Epiphytic orchids require special orchid mix, not potting soil, when grown in containers. Orchid mixes are usually based on chopped fir bark.

Many orchids should be potted in medium bark mix or medium bark mix (medium bark with perlite and chopped peat moss). Others need a coarser bark mix, and some grow on cork or wood trays, or in wooden baskets without any mix at all. Again, it depends on the type of orchid you are growing.

Pour right

Watering orchids indoors is best done indoors at the sink. Run lukewarm water through the mixture for about a minute until completely moistened. Just use a hose or watering can outdoors.

Beginner orchid growers unfamiliar with growing plants in these mixes tend to over-dry their orchids. Sometimes an orchid in a plastic pot is placed in a decorative ceramic outer pot with no drainage holes. In this situation, remove the orchid from the outer pot to water it so the mixture can drain properly.

Fertilize your orchids once or twice a month from spring to early fall. Use a soluble fertilizer (e.g. 20-20-20) according to label directions. Outside, you can apply the fertilizer solution with a watering can or a hose-ended fertilizer applicator.

I have a small collection of indoor orchids and often fertilize them by mixing up a fertilizer solution in a bucket. I simply dip each plant individually into the solution for a minute and drain them back into the bucket. I can then use the leftover fertilizer solution to water other plants that I want to fertilize that are growing in containers or beds.

To learn more about orchids and see some lovely exhibits, plan to visit the New Orleans Orchid Society’s annual spring exhibit and sale at the Lakeside Shopping Center June 3-5. It is free and open to the public.

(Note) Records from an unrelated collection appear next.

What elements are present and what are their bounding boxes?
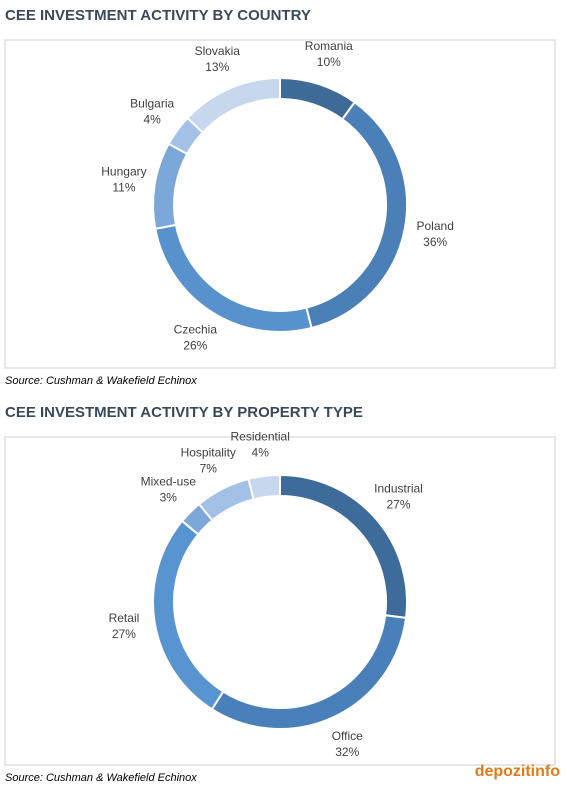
- chart-title: CEE INVESTMENT ACTIVITY BY PROPERTY TYPE: [5, 404, 363, 421]
- slice-label: Office: [332, 729, 363, 743]
- chart-title: CEE INVESTMENT ACTIVITY BY COUNTRY: [5, 7, 311, 24]
- slice: [186, 76, 281, 134]
- slice-value: 27%: [387, 498, 411, 512]
- slice-label: Industrial: [374, 482, 423, 496]
- slice-label: Residential: [231, 429, 290, 443]
- source: Source: Cushman & Wakefield Echinox: [5, 772, 197, 784]
- slice-value: 10%: [317, 55, 341, 69]
- slice-value: 7%: [200, 461, 218, 475]
- slice-label: Mixed-use: [141, 474, 197, 488]
- slice-value: 36%: [423, 235, 447, 249]
- slice-label: Retail: [109, 611, 140, 625]
- slice-value: 27%: [112, 627, 136, 641]
- slice-value: 32%: [335, 745, 359, 759]
- slice-value: 4%: [144, 112, 162, 126]
- slice-label: Poland: [417, 219, 454, 233]
- slice-label: Slovakia: [195, 44, 241, 58]
- slice-value: 26%: [183, 339, 207, 353]
- slice-label: Hospitality: [181, 445, 236, 459]
- slice-value: 11%: [112, 180, 135, 194]
- watermark: depozitinfo: [475, 763, 561, 780]
- slice-value: 4%: [252, 445, 270, 459]
- slice-value: 13%: [205, 60, 229, 74]
- slice: [247, 473, 281, 501]
- slice-label: Czechia: [174, 323, 218, 337]
- slice-value: 3%: [160, 490, 178, 504]
- source: Source: Cushman & Wakefield Echinox: [5, 375, 197, 387]
- slice-label: Bulgaria: [130, 96, 174, 110]
- slice-label: Romania: [305, 39, 353, 53]
- slice-label: Hungary: [101, 164, 146, 178]
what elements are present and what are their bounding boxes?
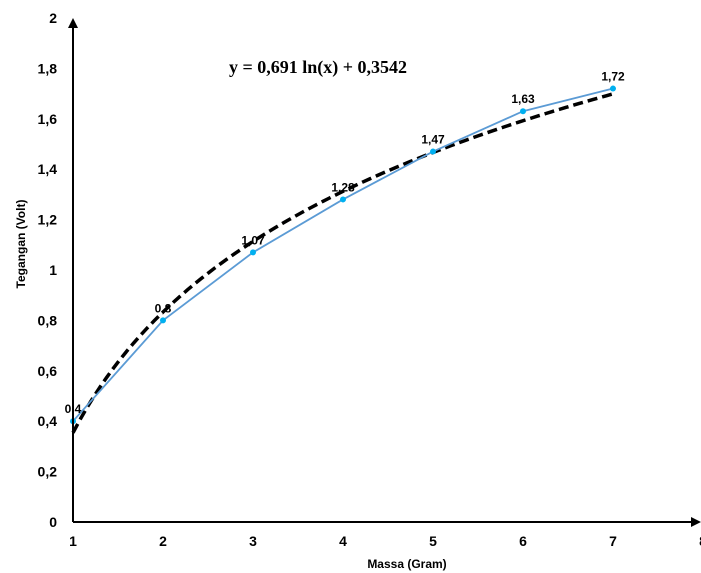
series-line [72, 87, 614, 422]
y-tick-label: 1,8 [38, 60, 58, 76]
x-axis-arrow [691, 517, 701, 527]
x-tick-label: 3 [249, 533, 257, 549]
y-tick-label: 0,6 [38, 363, 58, 379]
y-tick-label: 0 [49, 514, 57, 530]
y-axis-title: Tegangan (Volt) [14, 200, 28, 289]
y-tick-label: 1,2 [38, 212, 58, 228]
y-tick-label: 1,4 [38, 161, 58, 177]
data-point [430, 148, 436, 155]
data-label: 1,47 [421, 133, 445, 147]
data-label: 1,72 [601, 70, 625, 84]
x-tick-label: 1 [69, 533, 77, 549]
y-tick-label: 0,8 [38, 312, 58, 328]
data-point [160, 317, 166, 324]
y-tick-label: 0,4 [38, 413, 58, 429]
x-tick-label: 2 [159, 533, 167, 549]
x-tick-label: 5 [429, 533, 437, 549]
x-tick-label: 7 [609, 533, 617, 549]
y-tick-label: 2 [49, 10, 57, 26]
trendline-group [71, 92, 614, 434]
x-tick-label: 8 [699, 533, 701, 549]
data-point [250, 249, 256, 256]
y-axis-arrow [68, 18, 78, 28]
x-tick-label: 4 [339, 533, 347, 549]
data-label: 0,8 [155, 301, 172, 315]
data-label: 1,28 [331, 180, 355, 194]
data-label: 0,4 [65, 402, 82, 416]
data-label: 1,07 [241, 233, 265, 247]
y-tick-label: 1,6 [38, 111, 58, 127]
data-point [340, 196, 346, 203]
data-label: 1,63 [511, 92, 535, 106]
equation-annotation: y = 0,691 ln(x) + 0,3542 [229, 57, 407, 78]
x-axis-title: Massa (Gram) [367, 557, 446, 571]
y-tick-label: 0,2 [38, 464, 58, 480]
data-point [610, 85, 616, 92]
x-tick-label: 6 [519, 533, 527, 549]
y-tick-label: 1 [49, 262, 57, 278]
tick-labels-group: 0 0,2 0,4 0,6 0,8 1 1,2 1,4 1,6 1,8 2 1 2 3 4 5 6 7 8 [38, 10, 701, 549]
series-group [70, 85, 616, 425]
trendline [71, 92, 614, 434]
data-labels-group: 0,4 0,8 1,07 1,28 1,47 1,63 1,72 [65, 70, 625, 417]
axes-group [68, 18, 701, 527]
data-point [520, 108, 526, 115]
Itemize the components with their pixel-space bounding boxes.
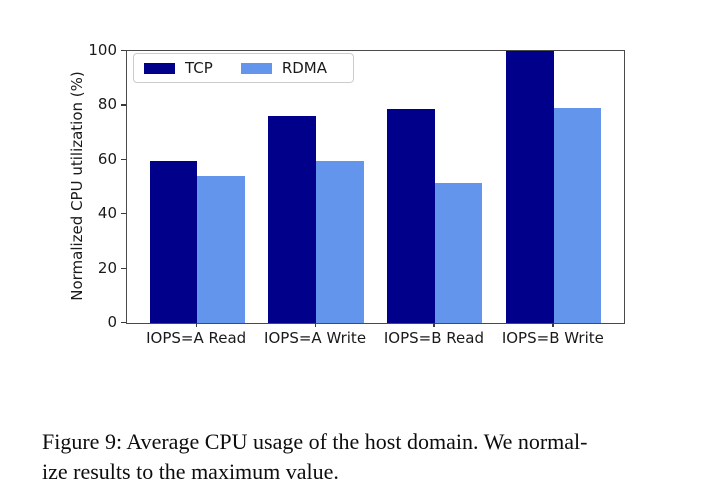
- y-tick-label-40: 40: [97, 204, 117, 223]
- y-tick-label-0: 0: [107, 313, 117, 331]
- caption-line-2: ize results to the maximum value.: [42, 459, 339, 484]
- bar-tcp-4: [506, 51, 554, 323]
- bar-rdma-4: [553, 108, 602, 323]
- legend-label-tcp: TCP: [185, 59, 213, 77]
- x-tick-mark: [552, 323, 554, 327]
- figure-caption: Figure 9: Average CPU usage of the host …: [42, 427, 687, 487]
- x-tick-label-1: IOPS=A Read: [146, 329, 247, 347]
- y-tick-label-20: 20: [97, 258, 117, 277]
- legend: TCP RDMA: [133, 53, 354, 83]
- y-tick-label-100: 100: [88, 41, 117, 59]
- y-tick-mark: [121, 267, 126, 269]
- bar-tcp-3: [387, 109, 435, 323]
- x-tick-label-3: IOPS=B Read: [383, 329, 484, 347]
- x-tick-label-4: IOPS=B Write: [501, 329, 604, 347]
- y-tick-mark: [121, 158, 126, 160]
- legend-label-rdma: RDMA: [281, 59, 327, 77]
- y-tick-label-60: 60: [97, 149, 117, 168]
- y-tick-mark: [121, 213, 126, 215]
- bar-rdma-1: [197, 176, 245, 323]
- y-tick-mark: [121, 322, 126, 324]
- x-tick-mark: [314, 323, 316, 327]
- rdma-color-swatch: [240, 62, 272, 74]
- plot-area: TCP RDMA: [126, 50, 625, 324]
- x-tick-mark: [195, 323, 197, 327]
- y-tick-mark: [121, 104, 126, 106]
- y-tick-mark: [121, 50, 126, 52]
- legend-item-rdma: RDMA: [240, 59, 327, 77]
- bar-rdma-2: [316, 161, 364, 323]
- x-tick-mark: [433, 323, 435, 327]
- bar-tcp-2: [268, 116, 317, 323]
- legend-item-tcp: TCP: [144, 59, 213, 77]
- caption-line-1: Figure 9: Average CPU usage of the host …: [42, 429, 588, 454]
- bar-rdma-3: [434, 182, 483, 323]
- tcp-color-swatch: [144, 62, 175, 74]
- y-tick-label-80: 80: [97, 95, 117, 114]
- bar-tcp-1: [149, 161, 198, 323]
- x-tick-label-2: IOPS=A Write: [264, 329, 367, 347]
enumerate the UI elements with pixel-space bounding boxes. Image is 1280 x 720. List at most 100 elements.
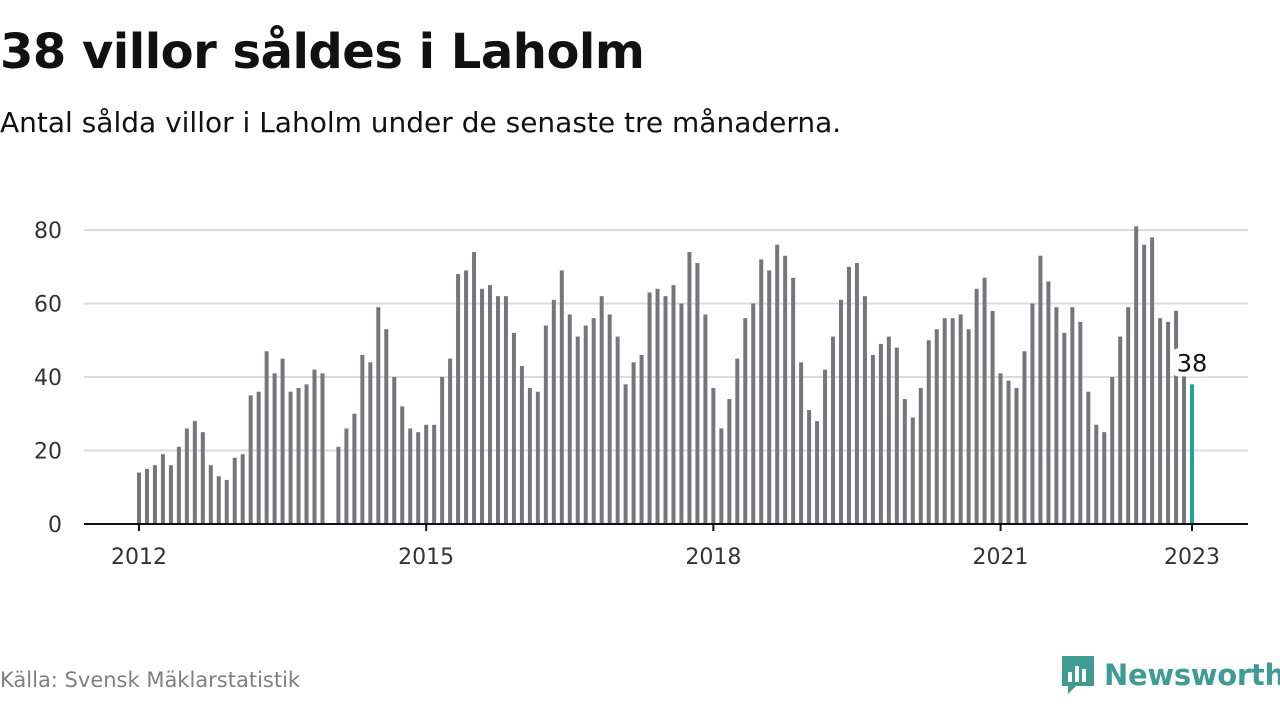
brand[interactable]: Newsworthy <box>1060 654 1280 696</box>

Alongside the show, there are numerous vendors selling a wide range of orchid plants and orchid growing products, and many experts to answer questions. For more information, visit www.neworleansorchidsociety.org.

70th New Orleans Orchid Society Exhibition

WHAT: The largest orchid exhibition in the deep south with traders Sale of orchid plants and accessories.

WHERE: Lakeside shopping mall

IF: Friday, June 3, 10 a.m. to 9 p.m.; June 4, 10 a.m. to 9 p.m.; June 5, 12 p.m. to 4 p.m

MORE INFO: neworleansorchidsociety.org. Orchid Society meetings are held monthly; Fees are $20.